Agoraphobia

Agoraphobia literally translates as “fear of the market,” which actually sounds quite silly. Why would one be scared of Ralphs or Albertsons? But in actuality, the “market” it refers to is just fear of crowds. Fear of being around a lot of people at one time. Kind of like claustrophobia, only for people. For a large portion of my life, I had what I like to call self-induced agoraphobia. I hated being in, around or near crowds. This fear was heightened when I started college. I had a lot of classes in one building that often had large numbers of students gathered outside of it when class was just starting or had just gotten out. I was so utterly paralyzed at having to walk by this crowd that I would save any phone calls I needed to make that day until the exact point I needed to walk through that group of people and rush to the safety of the crowd-free building and classroom. To a lot of people this probably sounds insane but let me elaborate…

I mentioned in an earlier post that I used to always sit in the back of the classroom in school so no one could sit behind me and I wouldn’t have to constantly worry that someone was talking about me or judging me behind my back. My avoidance of crowds such as those outside of Beckman Hall stemmed from a similar fear. I’ve always been acutely aware of the fact that I appear different to people on the outside and acutely aware of the limp I have. This knowledge is what made me sure that every time I walked past a big group of my peers, someone would remark to their friends about the way I was walking. In my mind, I could hear people saying “what’s wrong with her?” or worse “what a freak, look at the way she walks.” Did I ever actually hear anyone say any of these things? Not that I can remember. What I do remember though is the very intense hush that would often come over the group as I walked through it or past it. It’s weird how sometimes silence can seemingly say so much more than talking can.

It just so happens that I work now for the college I went to and I still walk into that exact building and by groups of students standing outside of it. The difference is, those students are now about a decade younger than me. Even today, I still feel my heart start to pound a little and my hands start to shake as I approach the large gray building on the outskirts of campus.
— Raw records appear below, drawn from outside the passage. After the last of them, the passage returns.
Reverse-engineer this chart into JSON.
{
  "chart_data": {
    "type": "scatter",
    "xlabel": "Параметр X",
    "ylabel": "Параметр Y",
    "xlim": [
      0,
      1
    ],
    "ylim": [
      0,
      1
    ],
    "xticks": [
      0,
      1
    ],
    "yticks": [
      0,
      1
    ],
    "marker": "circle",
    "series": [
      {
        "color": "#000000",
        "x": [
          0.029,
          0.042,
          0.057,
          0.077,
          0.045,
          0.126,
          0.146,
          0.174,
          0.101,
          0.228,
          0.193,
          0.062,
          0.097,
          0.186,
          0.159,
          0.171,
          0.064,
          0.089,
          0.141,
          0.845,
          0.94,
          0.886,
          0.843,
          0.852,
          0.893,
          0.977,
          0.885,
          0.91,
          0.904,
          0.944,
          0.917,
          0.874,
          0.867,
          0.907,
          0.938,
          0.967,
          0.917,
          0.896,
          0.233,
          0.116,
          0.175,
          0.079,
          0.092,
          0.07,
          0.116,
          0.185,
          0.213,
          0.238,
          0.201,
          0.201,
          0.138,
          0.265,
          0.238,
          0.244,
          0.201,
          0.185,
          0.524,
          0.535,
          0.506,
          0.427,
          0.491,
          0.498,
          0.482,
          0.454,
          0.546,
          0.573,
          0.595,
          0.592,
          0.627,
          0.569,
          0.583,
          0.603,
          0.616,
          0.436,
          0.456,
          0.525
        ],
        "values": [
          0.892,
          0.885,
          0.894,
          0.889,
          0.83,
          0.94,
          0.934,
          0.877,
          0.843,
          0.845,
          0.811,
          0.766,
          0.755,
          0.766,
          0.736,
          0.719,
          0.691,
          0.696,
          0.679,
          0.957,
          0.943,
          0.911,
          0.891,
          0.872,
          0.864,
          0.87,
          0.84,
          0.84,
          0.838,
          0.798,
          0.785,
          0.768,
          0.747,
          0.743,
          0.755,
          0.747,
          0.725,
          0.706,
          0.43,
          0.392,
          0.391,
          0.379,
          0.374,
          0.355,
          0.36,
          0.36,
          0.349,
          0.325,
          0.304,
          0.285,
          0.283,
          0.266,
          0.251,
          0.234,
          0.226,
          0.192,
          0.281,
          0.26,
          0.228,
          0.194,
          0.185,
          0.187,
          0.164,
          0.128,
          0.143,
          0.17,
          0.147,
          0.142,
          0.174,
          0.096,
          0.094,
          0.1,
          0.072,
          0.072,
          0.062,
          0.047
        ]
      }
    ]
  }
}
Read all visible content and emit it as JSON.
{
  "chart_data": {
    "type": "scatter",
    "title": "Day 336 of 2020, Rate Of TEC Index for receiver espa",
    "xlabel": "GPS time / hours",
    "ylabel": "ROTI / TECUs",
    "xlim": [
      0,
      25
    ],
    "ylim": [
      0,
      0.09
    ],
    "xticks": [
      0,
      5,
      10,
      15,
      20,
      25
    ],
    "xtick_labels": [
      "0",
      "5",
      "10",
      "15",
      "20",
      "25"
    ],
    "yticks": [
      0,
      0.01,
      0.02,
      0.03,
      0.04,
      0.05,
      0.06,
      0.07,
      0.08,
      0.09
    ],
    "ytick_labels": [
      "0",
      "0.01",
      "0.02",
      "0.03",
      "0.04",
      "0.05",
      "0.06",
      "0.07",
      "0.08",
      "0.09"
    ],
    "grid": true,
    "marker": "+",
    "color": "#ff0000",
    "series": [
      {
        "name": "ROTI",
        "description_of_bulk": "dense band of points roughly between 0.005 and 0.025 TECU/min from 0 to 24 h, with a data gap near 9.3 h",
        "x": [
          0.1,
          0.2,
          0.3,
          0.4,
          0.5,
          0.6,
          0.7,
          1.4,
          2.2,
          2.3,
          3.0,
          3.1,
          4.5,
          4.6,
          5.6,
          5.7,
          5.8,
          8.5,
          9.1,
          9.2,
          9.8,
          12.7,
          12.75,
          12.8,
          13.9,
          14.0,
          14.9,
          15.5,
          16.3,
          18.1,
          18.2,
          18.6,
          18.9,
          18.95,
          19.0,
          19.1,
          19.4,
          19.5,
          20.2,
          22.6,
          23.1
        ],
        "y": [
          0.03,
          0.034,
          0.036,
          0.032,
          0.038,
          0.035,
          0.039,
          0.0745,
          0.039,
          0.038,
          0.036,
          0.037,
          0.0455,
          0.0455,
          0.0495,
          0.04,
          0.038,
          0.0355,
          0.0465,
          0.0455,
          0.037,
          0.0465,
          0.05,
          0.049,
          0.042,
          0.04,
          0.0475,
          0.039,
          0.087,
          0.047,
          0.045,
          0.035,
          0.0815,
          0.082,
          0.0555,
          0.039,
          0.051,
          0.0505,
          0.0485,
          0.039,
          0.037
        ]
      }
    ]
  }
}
I had a realization the other day when I walked in though. There wasn’t a big group standing outside or anything, in fact, there was no one, but all of a sudden it just hit me. I would say about 9 out of 10 people that see me limp or see me walk don’t know or have the slightest clue why I’m walking like that and a lot of them probably think I just hurt my foot or my leg (this is a question I get most often from people who do actually say something to me about it). So what does that mean you ask? Well amazingly, this eased a lot of my agoraphobia. All these years I had been afraid because I assumed everyone knew that I was handicapped or knew that something had to be seriously wrong with me. So when I would think in my mind that people must be thinking I’m a “freak” or laughing at me, I was basing that off the premise that these people knew I was disabled or even had muscular dystrophy. And I’m sure people have said negative things behind my back at some point in my life (some in high school yelled them at me) but for the most part, I think if people are saying anything it’s “I wonder what’s wrong with that girl’s legs or feet?” which is really pretty harmless when you think about it. Of course I wish people were thinking “wow, that girl is really pretty” and maybe some of them are but I find solace in knowing that most of what I considered to be the “worst” people could say was mostly a fabrication in my own mind. I think in a lot of ways, I thought the worst of what other people could say on my own so that they couldn’t get to it first. It’s really not giving any of those people much credit either is it? I mean yes, people can be mean and nasty…I think we all are well aware of that. People are scared of what they don’t know or don’t understand.

But I’m glad that at least I can say now, over 5 years later, I’m almost completely home free of my agoraphobia. Most times I can walk confidently through a crowd and though I still wonder if people are commenting on the way I walk, instead of putting words into their mouths or assuming the worst, I just think “So what if they are? I know who I am and I know I’m more than a limp, so I don’t care either way.”